While Latino citizens and celebrities alike condemn Arizona’s controversial SB 1070 law, a highly motivated group of young Latino leaders are fighting for their chance at the dream—the Dream Act, that is. The proposed legislation, introduced nearly a decade ago, would allow qualifying undocumented youth to be eligible for a 6-year-long conditional path to citizenship, provided they obtain a college degree or serve in the military.
In New York City since June 2nd, a group of 10 undocumented students continue to starve themselves outside of Sen. Chuck Schumer’s office, living off water and salt as a way to pressure him to pass the Dream Act as a standalone bill. Schumer, who sits on the Judiciary Committee and is Chairman of the Subcommittee on Immigration, Refugees, and Border Security, would prove to be an invaluable voice.
This past Sunday, the same organization, the Youth Leadership Council, held a vigil marking the 70th hour of the hunger strike (the number 70 holds special significance as it represents the more than 70,000 students who were brought over to the United States illegally by their parents as children and whose dreams have been deferred due to the lack of leadership in Congress).
The NYC strikers are not alone. Around the country, students have escalated their protests, risking arrests and deportation. On May 17th, dressed in caps and gowns, Mohammad Abdollahi of Michigan, Yahaira Carrillo of Kansas, Tania Unzueta of Chicago, Raul Alcaraz of Arizona, and Lizbeth Mateo of California, held a sit-in at Sen.
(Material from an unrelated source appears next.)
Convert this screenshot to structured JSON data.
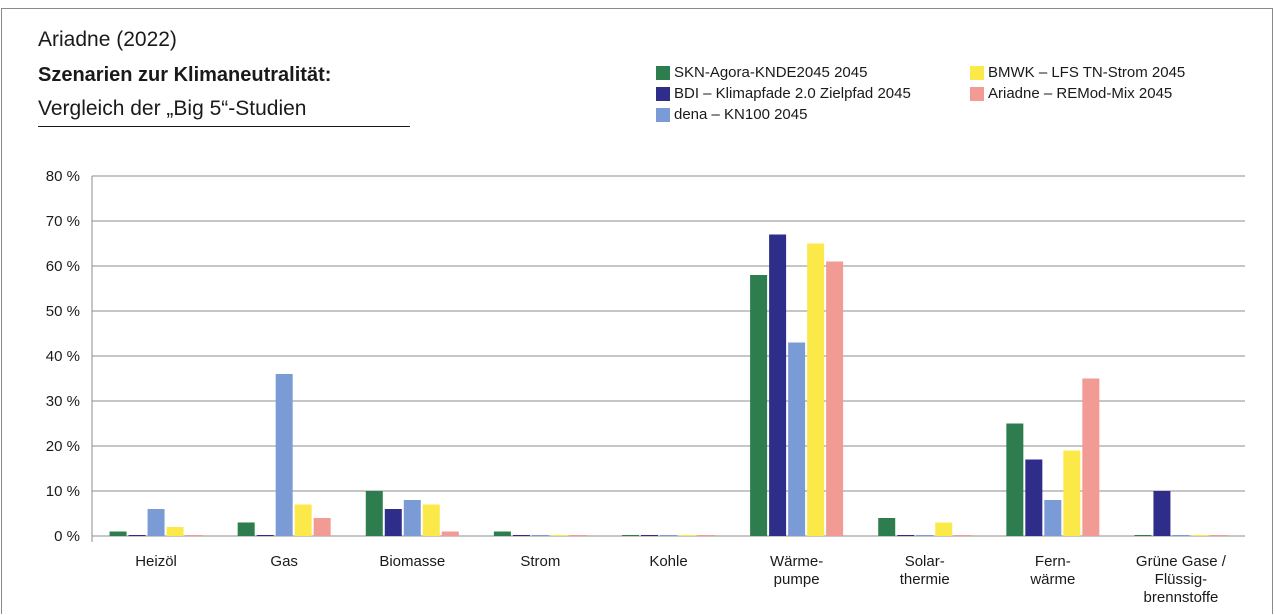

John McCain’s office. After being arrested on trespassing charges, they have since been released. They now face deportation proceedings and have been assigned a June 16th court date.
Earlier this year, Miami Dade Community College students Felipe Matos, Gaby Pacheco, Carlos Roa, and Juan Rodriguez embarked on the "Trail of Dreams," a five-month, 1500-mile walk from Miami to Washington, D.C. to push for the same cause. Their motto? "Education not deportation."